Pod A: CONSUMER_ID=dev-e-worker → receives message M1
Pod B: CONSUMER_ID=dev-e-worker → also registered as dev-e-worker
# Redis sees one consumer named dev-e-worker with M1 in its PEL
# Pod A ACKs M1 — PEL cleared
# Pod B reconnects — Redis still thinks dev-e-worker has pending work
# Redis re-delivers M1 to Pod B
# Result: duplicate processing

In practice, this manifested as two Dev-E-dotnet pods both working the same issue, producing two branches and two PRs. The second PR had a branch name collision (got a -2 suffix). Review-E was assigned both. The operator had to manually close one.

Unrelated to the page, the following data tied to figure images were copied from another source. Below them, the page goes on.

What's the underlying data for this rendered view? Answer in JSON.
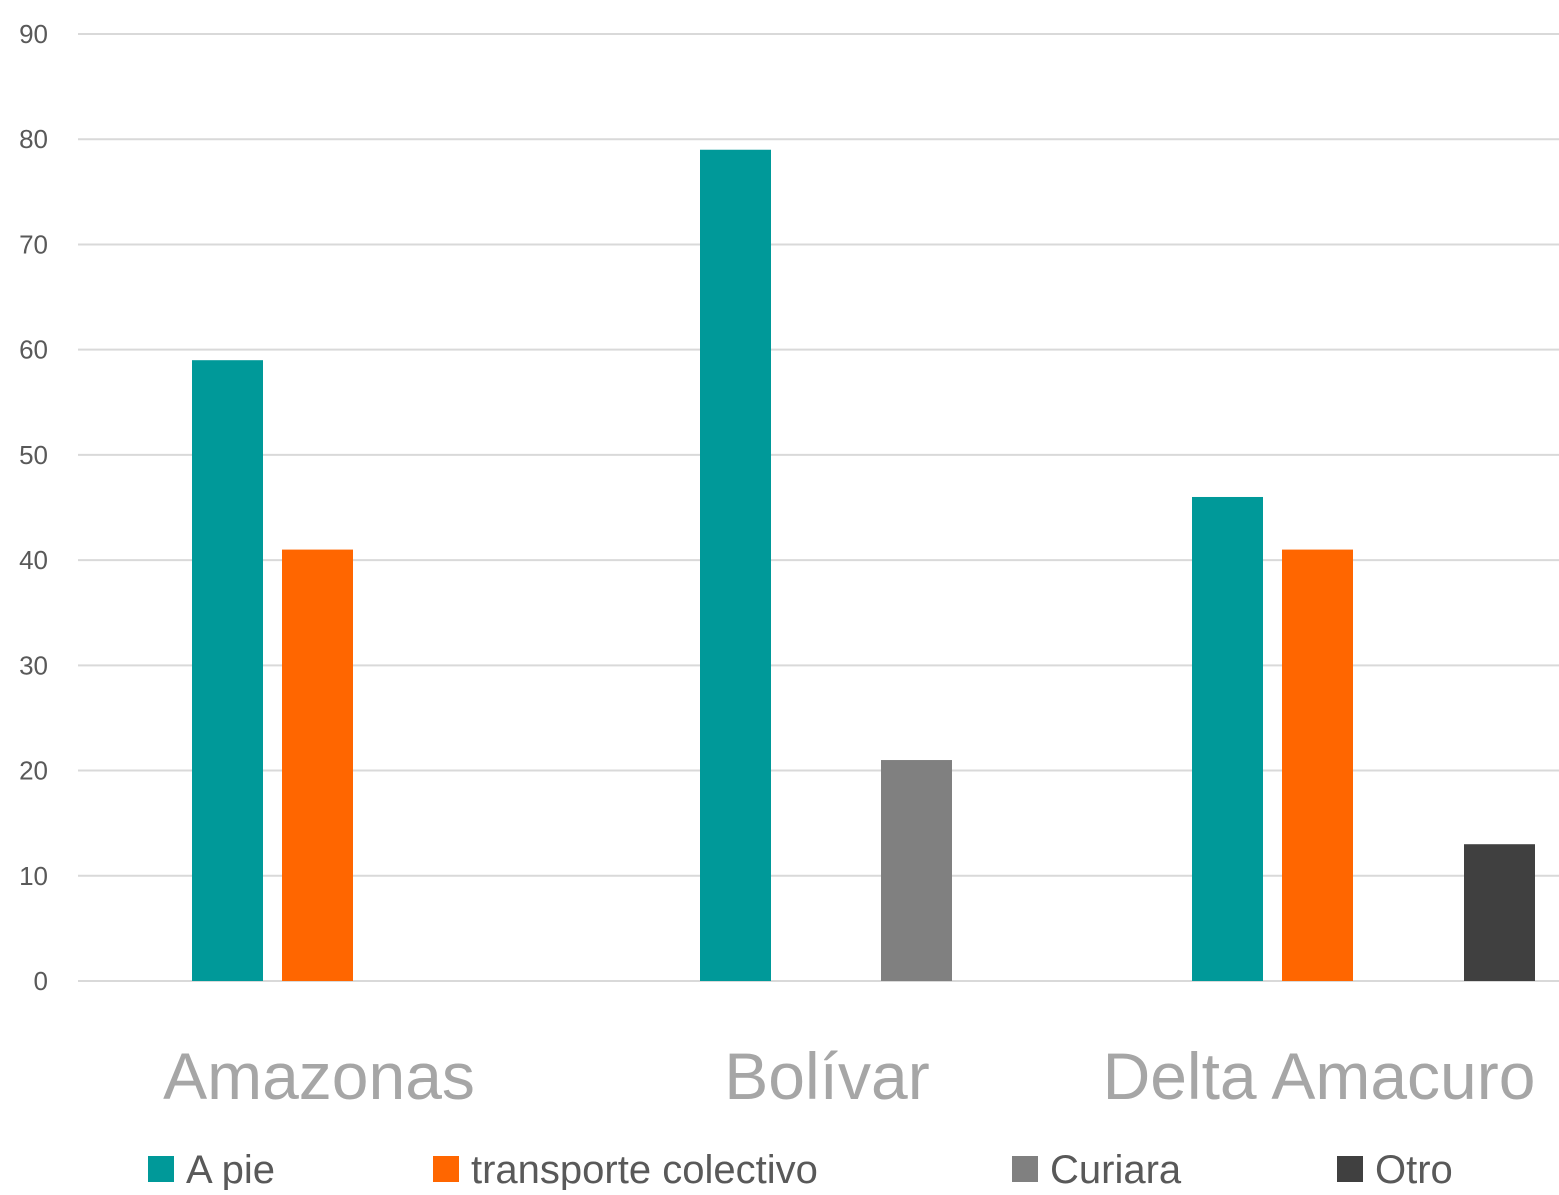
{
  "chart_data": {
    "type": "bar",
    "title": "",
    "xlabel": "",
    "ylabel": "",
    "categories": [
      "Amazonas",
      "Bolívar",
      "Delta Amacuro"
    ],
    "series": [
      {
        "name": "A pie",
        "values": [
          59,
          79,
          46
        ],
        "color": "#009999"
      },
      {
        "name": "transporte colectivo",
        "values": [
          41,
          null,
          41
        ],
        "color": "#FF6600"
      },
      {
        "name": "Curiara",
        "values": [
          null,
          21,
          null
        ],
        "color": "#808080"
      },
      {
        "name": "Otro",
        "values": [
          null,
          null,
          13
        ],
        "color": "#404040"
      }
    ],
    "ylim": [
      0,
      90
    ],
    "yticks": [
      0,
      10,
      20,
      30,
      40,
      50,
      60,
      70,
      80,
      90
    ],
    "grid": true,
    "legend_position": "bottom",
    "colors": {
      "gridline": "#D9D9D9",
      "y_tick_label": "#595959",
      "category_label": "#A6A6A6",
      "legend_text": "#595959"
    }
  }
}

This doesn’t show up with replicas: 1. It only manifests when:

  • Two pods are alive simultaneously AND sharing a consumer ID, OR
  • A pod restarts and the new instance inherits the old pod’s consumer ID before the PEL reclaim timeout fires

The second case is especially tricky: after a restart, the new pod may immediately pick up the previous pod’s unACKed message. Even without two concurrent pods, a restart loop can cause repeated delivery of the same message.

Kubernetes sets HOSTNAME to the pod name, which is unique and stable within a pod’s lifetime. Using it as the consumer ID gives each pod a distinct identity in the consumer group:

# In HelmRelease values or Deployment env:
env:
- name: CONSUMER_ID
valueFrom:
fieldRef:
fieldPath: metadata.name

In the agent runtime:

const consumerId = process.env.CONSUMER_ID || process.env.HOSTNAME;
// Results in: dev-e-dotnet-6f7b9c-xk2p1

Each pod’s consumer ID is now:

  • Unique — no two live pods share an ID
  • Stable — the same pod always uses the same ID across message deliveries
  • Ephemeral — a pod restart produces a new ID, leaving the old PEL for the reclaim sweep

Abandoned PEL entries (from crashed pods) are reclaimed by the conductor’s PEL cleanup cron:

// Find entries pending longer than 5 minutes from consumers
// that are no longer alive (not in the active pod list)
const stale = await redis.xpending(
'rig:dispatch', 'dev-e-node',
'-', '+', 100
);
for (const entry of stale) {
if (entry.elapsedMs > 5 * 60 * 1000 && !activePods.has(entry.consumer)) {
await redis.xclaim('rig:dispatch', 'dev-e-node', 'reclaimer', 0, entry.id);
// Re-enqueue for live consumers
}
}

This means a pod that dies mid-task has its work reclaimed and re-dispatched within 5 minutes. Combined with rig-conductor’s optimistic concurrency on the Marten event stream, this gives at-least-once delivery at the Redis layer and exactly-once claim at the Marten layer.

ApproachSingle replicaMultiple replicasRestart safety
Static consumer ID✅ Works❌ Duplicates⚠️ Re-delivers PEL entries
HOSTNAME-based consumer ID✅ Works✅ Safe✅ New ID on restart

Rule: Never use a static consumer ID in a horizontally-scaled XREADGROUP setup. Always use a pod-unique identifier (pod name, pod UID, or a UUID generated at pod start).